# Determining direction of a moving, rotating object

I’m trying to do just a simple (i.e. really simplified) approximation of one object orbiting another abject that is itself orbitting another in 3D.

Using local position transformation, I’m able to have the engine calculate relative X and Z coordinates using a radius and frequency, then I’m using the Y axis from the parent object. (The parent object is just moving in a straight line right now so its y value is just increasing as the time elapses.)

So this gives me a perpendicular plane of orbit for my first child. Then in order to simulate a tilted orbit, I think I just need to calculate the amount of deflection from Y based on a limited radius equal to the angle of maximum tilt. This all works well so long as I assume the parent object is moving in a straight line along the one axis.

Where I’m having trouble is I want to have a third object orbiting the first child but because the direction of motion of the second object is no longer linear (keeps changing as it spirals around the first object), I can’t figure out how to calculate the Y value correctly.

If I could figure out an equation to figure out the direction of the perpendicular, relative Y of the second object, I would be able to then calculate the new Y position, including any wobble, for the third object. But my parent object only has its own current position (vector position) and can’t tell me about the plane or direction of its own movement.

Visualizing what is happening in my head if I were to draw a line following the pole I could see that line processing relative to the primary object, but I can’t figure out how I would calculate that simply.

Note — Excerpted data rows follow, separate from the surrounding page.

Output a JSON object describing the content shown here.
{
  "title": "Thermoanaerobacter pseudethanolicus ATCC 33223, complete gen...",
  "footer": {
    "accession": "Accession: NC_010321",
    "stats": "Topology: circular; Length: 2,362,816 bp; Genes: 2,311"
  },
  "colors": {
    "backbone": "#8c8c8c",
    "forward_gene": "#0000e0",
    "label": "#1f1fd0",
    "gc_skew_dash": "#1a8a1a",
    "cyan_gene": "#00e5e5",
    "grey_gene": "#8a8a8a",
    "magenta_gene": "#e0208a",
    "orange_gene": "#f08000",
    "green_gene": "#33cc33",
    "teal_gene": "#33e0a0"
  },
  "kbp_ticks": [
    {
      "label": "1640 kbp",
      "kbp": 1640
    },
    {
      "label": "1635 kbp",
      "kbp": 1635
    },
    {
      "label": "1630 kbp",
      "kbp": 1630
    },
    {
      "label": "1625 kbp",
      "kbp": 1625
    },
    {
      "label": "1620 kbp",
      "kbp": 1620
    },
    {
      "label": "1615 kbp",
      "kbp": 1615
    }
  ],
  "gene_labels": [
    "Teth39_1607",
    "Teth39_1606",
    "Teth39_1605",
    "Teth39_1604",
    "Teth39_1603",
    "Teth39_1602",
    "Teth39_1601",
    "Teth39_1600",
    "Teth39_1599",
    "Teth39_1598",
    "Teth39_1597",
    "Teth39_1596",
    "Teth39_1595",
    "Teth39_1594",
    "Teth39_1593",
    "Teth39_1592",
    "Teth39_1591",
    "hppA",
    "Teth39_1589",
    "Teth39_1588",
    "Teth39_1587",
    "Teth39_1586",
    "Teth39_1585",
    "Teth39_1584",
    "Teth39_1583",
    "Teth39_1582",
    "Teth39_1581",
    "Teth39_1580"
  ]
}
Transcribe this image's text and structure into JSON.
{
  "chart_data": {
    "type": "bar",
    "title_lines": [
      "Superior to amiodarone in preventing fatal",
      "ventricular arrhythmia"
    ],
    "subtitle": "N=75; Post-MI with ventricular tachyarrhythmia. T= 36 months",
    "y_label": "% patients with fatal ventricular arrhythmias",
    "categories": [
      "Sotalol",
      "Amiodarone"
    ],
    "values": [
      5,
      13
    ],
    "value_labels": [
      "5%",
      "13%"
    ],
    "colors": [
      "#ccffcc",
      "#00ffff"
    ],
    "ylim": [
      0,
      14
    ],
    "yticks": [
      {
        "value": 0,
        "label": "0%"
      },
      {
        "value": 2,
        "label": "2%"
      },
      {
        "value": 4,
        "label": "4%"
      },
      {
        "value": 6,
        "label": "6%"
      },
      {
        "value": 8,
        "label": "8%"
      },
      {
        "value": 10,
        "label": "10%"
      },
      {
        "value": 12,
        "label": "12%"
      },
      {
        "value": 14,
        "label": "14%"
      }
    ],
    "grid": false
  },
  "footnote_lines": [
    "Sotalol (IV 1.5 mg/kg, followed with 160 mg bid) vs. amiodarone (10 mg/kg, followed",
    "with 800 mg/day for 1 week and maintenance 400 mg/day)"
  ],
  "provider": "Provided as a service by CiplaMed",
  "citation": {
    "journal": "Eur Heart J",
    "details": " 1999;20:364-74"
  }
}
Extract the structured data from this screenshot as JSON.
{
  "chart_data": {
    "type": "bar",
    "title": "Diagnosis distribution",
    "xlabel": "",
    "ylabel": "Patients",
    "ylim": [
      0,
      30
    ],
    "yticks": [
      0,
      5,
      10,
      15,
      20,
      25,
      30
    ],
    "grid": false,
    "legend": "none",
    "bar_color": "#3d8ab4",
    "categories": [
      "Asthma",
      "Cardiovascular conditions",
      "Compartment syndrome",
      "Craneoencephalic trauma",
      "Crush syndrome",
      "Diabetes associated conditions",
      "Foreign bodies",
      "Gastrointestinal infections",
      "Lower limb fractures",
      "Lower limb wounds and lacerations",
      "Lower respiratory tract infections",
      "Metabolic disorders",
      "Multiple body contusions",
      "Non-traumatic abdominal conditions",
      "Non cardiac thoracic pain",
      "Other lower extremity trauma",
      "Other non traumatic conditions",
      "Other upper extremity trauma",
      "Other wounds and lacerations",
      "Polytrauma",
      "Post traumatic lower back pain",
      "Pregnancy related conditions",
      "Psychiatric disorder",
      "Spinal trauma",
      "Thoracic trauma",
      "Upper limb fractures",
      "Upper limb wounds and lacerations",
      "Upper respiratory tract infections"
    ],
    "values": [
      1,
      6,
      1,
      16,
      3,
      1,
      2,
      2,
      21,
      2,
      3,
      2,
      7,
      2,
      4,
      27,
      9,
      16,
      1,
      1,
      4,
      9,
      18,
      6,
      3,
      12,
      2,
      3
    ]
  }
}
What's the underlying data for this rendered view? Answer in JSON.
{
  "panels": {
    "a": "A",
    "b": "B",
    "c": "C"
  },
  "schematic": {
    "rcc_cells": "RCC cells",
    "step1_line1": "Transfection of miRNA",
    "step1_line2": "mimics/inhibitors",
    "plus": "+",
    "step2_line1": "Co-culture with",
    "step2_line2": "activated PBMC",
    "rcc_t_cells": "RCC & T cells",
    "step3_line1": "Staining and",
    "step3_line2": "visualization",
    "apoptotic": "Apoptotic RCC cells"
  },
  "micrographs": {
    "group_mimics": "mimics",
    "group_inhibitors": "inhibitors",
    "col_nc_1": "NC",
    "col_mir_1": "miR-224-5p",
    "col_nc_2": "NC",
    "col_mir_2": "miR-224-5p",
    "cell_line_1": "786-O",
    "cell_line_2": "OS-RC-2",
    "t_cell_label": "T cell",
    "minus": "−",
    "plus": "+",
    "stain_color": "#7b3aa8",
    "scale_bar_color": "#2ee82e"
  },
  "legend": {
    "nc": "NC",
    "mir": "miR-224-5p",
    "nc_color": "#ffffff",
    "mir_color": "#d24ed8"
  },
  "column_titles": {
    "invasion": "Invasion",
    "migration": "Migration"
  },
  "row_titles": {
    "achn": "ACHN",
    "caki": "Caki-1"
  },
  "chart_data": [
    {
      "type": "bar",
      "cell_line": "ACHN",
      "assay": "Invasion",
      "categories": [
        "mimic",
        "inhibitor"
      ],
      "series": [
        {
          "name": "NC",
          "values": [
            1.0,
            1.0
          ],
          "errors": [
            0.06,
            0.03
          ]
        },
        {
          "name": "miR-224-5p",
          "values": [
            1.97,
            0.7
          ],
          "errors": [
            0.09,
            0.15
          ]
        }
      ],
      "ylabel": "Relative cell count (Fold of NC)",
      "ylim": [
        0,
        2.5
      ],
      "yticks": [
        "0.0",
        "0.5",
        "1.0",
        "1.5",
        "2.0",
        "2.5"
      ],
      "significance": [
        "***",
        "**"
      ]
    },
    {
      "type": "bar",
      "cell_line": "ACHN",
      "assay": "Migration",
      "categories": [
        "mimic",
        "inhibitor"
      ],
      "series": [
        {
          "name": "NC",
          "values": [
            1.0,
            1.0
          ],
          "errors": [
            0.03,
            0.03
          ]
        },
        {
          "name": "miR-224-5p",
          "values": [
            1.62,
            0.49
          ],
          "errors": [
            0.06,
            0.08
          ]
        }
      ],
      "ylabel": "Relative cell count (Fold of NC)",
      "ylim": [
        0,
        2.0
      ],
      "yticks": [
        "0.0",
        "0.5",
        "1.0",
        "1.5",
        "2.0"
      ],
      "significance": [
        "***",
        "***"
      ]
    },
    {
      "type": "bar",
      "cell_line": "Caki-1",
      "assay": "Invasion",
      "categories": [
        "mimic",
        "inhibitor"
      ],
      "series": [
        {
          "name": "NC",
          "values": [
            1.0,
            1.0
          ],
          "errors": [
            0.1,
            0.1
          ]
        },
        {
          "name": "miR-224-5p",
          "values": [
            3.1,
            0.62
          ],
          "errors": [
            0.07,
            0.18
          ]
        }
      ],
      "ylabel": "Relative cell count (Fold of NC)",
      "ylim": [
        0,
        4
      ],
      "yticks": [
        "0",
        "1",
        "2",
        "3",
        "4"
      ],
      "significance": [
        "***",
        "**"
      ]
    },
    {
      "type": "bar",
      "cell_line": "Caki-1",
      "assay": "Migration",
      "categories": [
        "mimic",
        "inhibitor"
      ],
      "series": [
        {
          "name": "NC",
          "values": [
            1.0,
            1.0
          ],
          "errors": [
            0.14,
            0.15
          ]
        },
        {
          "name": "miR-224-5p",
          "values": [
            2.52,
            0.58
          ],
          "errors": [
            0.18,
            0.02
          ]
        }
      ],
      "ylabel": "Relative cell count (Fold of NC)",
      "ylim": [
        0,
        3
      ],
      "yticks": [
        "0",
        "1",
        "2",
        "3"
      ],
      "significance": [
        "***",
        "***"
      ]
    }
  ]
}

Does anyone have logic or mathematical suggestions? Library suggestions?

you want to build a hierarchy, let’s name the bodies S (Sun), E (Earth), and M (Moon) for simplicity.
S is a parent of E, which is a parent of M. Assume all default transforms to begin with.

To offset a child object, move it in it’s parent’s space once on the X axis.
To introduce orbital rotation (revolution), rotate child (parent’s space) on the Y axis, each frame.
To introduce axial rotation, rotate child around its own center (local space) on the Y axis, each frame.
To introduce orbital inclination, parent the child to a imaginary object, then slightly rotate this object (parent’s space) on its X axis once.
To introduce axial tilt, parent the child to another imaginary object, then rotate this object however you want to reflect the tilt.

(edit: btw I’ve simplified the sentences a lot, that’s why I’m not referring to SME any more )

I’m too lazy to draw a pretty picture, but try to do this step by step, and it’ll become easier to comprehend. Try to think of all operations independent of each other. For example, a planet rotates on its orbit around some barycenter The orbit has an angle of inclination against some common XZ plane These are clearly two independent entities with independent frames of rotation. If you compound them you will inevitably get weird motion.